Separate and unequal seems to be the rite of passage as more and more American students grow up in charter schools. Charter schools are an increasingly large part of urban education with more than half of the nations charter schools housed in urban areas.
Studies over the past twenty years have demonstrated that integrated education leads not only to achievement gains in math and reading for African-American and Latino children, but also better career opportunities, less involvement with the criminal justice system, and a greater tendency for graduates to live in integrated neighborhoods, have friends from many races and ethnic groups, and to be employed in diverse workplaces later in life. School integration is crucial to a participatory democracy that transcends race.

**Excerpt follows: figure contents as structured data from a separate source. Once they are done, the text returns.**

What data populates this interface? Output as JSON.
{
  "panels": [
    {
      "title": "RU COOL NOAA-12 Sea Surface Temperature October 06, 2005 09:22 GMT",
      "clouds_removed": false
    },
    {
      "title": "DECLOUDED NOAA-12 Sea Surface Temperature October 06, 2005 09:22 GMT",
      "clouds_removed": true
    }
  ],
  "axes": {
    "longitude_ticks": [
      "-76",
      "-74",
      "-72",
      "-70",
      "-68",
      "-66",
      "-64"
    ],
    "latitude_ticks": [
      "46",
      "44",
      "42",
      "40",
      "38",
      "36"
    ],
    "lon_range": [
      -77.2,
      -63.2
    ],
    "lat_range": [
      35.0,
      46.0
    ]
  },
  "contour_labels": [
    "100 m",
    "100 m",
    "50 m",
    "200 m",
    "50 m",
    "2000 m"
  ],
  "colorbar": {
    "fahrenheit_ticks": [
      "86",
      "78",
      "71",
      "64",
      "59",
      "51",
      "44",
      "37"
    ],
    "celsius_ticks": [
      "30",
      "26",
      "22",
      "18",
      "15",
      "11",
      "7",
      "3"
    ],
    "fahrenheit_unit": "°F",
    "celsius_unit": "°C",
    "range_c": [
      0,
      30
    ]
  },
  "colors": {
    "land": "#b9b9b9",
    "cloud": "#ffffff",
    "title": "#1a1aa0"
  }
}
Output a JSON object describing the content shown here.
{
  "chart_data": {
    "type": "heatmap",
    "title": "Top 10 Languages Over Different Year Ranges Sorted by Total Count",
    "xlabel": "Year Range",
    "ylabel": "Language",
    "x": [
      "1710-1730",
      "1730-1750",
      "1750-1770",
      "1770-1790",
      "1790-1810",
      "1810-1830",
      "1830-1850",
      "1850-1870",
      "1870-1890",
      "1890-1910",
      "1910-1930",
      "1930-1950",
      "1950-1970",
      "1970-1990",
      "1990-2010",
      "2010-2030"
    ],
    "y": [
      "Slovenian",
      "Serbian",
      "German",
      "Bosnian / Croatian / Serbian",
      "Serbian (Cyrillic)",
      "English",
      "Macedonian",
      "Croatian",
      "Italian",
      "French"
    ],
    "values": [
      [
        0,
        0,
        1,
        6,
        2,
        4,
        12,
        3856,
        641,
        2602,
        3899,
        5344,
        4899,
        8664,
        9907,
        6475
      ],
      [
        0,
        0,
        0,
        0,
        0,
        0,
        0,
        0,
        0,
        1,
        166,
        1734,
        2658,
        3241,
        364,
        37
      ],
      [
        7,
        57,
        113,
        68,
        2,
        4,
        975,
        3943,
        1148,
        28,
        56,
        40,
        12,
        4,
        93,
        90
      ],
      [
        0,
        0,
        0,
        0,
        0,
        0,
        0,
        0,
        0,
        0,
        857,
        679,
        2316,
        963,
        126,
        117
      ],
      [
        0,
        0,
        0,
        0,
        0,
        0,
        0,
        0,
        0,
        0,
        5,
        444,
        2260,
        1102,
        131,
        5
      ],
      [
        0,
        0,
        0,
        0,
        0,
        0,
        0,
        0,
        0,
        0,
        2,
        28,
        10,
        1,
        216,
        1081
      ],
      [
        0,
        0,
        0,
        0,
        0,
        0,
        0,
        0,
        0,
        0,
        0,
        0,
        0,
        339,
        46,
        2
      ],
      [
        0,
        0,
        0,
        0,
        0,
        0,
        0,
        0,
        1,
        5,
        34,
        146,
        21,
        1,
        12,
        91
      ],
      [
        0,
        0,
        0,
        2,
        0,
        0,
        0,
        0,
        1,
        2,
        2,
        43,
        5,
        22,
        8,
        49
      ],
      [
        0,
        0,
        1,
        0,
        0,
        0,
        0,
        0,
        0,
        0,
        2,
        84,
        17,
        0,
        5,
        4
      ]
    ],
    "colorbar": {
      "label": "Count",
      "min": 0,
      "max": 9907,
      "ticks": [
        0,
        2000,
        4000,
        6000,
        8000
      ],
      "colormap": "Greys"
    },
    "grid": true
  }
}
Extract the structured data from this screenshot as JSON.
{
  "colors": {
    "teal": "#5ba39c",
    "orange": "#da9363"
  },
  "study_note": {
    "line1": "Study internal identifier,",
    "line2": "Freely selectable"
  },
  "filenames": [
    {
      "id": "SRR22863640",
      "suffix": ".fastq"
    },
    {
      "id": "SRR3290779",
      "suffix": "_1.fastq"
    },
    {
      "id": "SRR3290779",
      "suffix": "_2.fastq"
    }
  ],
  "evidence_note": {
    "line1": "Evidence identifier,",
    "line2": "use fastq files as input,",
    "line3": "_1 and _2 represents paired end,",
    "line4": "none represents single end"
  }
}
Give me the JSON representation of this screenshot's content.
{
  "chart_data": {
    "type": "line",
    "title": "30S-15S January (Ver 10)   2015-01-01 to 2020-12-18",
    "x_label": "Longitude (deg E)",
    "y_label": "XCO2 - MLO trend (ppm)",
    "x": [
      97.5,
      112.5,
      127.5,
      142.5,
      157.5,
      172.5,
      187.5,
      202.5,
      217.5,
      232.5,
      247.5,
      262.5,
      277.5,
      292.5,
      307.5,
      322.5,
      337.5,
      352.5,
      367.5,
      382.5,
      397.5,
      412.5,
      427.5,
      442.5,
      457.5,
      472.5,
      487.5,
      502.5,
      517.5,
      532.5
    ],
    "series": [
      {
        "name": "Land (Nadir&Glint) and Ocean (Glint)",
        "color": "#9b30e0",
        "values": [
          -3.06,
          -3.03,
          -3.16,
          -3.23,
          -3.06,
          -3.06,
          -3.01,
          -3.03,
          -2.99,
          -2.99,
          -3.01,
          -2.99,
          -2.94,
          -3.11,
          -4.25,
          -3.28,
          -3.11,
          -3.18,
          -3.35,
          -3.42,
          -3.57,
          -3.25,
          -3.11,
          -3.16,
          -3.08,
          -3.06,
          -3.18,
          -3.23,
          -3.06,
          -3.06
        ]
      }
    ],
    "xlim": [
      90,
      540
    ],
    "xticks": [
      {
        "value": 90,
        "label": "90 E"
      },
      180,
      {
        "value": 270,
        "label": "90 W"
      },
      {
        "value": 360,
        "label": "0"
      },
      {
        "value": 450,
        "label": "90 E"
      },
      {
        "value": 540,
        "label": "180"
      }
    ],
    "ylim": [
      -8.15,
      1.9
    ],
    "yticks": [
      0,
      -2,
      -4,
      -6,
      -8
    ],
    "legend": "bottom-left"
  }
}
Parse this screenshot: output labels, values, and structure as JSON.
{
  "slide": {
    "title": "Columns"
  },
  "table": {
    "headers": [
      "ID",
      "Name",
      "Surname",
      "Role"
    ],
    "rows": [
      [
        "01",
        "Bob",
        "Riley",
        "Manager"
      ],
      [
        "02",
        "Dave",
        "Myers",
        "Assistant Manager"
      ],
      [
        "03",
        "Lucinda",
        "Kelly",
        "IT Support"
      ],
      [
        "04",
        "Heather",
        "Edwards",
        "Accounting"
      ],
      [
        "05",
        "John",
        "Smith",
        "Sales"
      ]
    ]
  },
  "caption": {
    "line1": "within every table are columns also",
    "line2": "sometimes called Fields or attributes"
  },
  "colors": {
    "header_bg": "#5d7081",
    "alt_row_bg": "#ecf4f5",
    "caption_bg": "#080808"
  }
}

A recent report shows that the proliferation of charter schools has led to classrooms being more segregated today than they were 30 years ago. In a cruel reversal, suburban schools have become more diverse for white students at the same time that urban schools are becoming more segregated for minority students.
We can look at Chicago as an example. Chicago public radio station WBEZ recently tallied the numbers for the nations third largest city. The number of Chicago public schools that are 90 percent or more black has increased in the last 20 years, from 276 to 287. That’s despite a 57,000-student drop in black enrollment in the district. Thirty-nine percent of all CPS Hispanic students go to extremely racially isolated schools. This is up from 20 years ago, when 17 percent of Hispanics went to such schools.
Phyllis Lockett, president and CEO of New Schools for Chicago, which encourages and funds charter school creation, says the number of highly segregated black and Latino schools is growing because a single school 20 years ago may have held many more students. Because charter schools are smaller, the same number of students could be spread out in 2 or more schools.
But if those students were spread out more evenly, let’s call it integration; these numbers would look very different. The number of integrated Chicago schools has dropped from 106 schools in 1990 to 66 schools today. School choice in American cities hasn’t depended on an address in a long time. There is no excuse for an increase in school segregation and isolation.
Magnet schools used to be the shiny solution for failing schools; now the hot new thing is charter schools. With both options the American public gets a downward slide towards segregated urban schools that has gone on for 30 years and counting.
Brown v. the Board of Education electrified the nation against state sponsored education almost 60 years ago. Now, the number of black and brown residents of American cities is rapidly reaching the 50% mark. We have almost gone full circle with school segregation and it’s costing the next generation their hopes and dreams.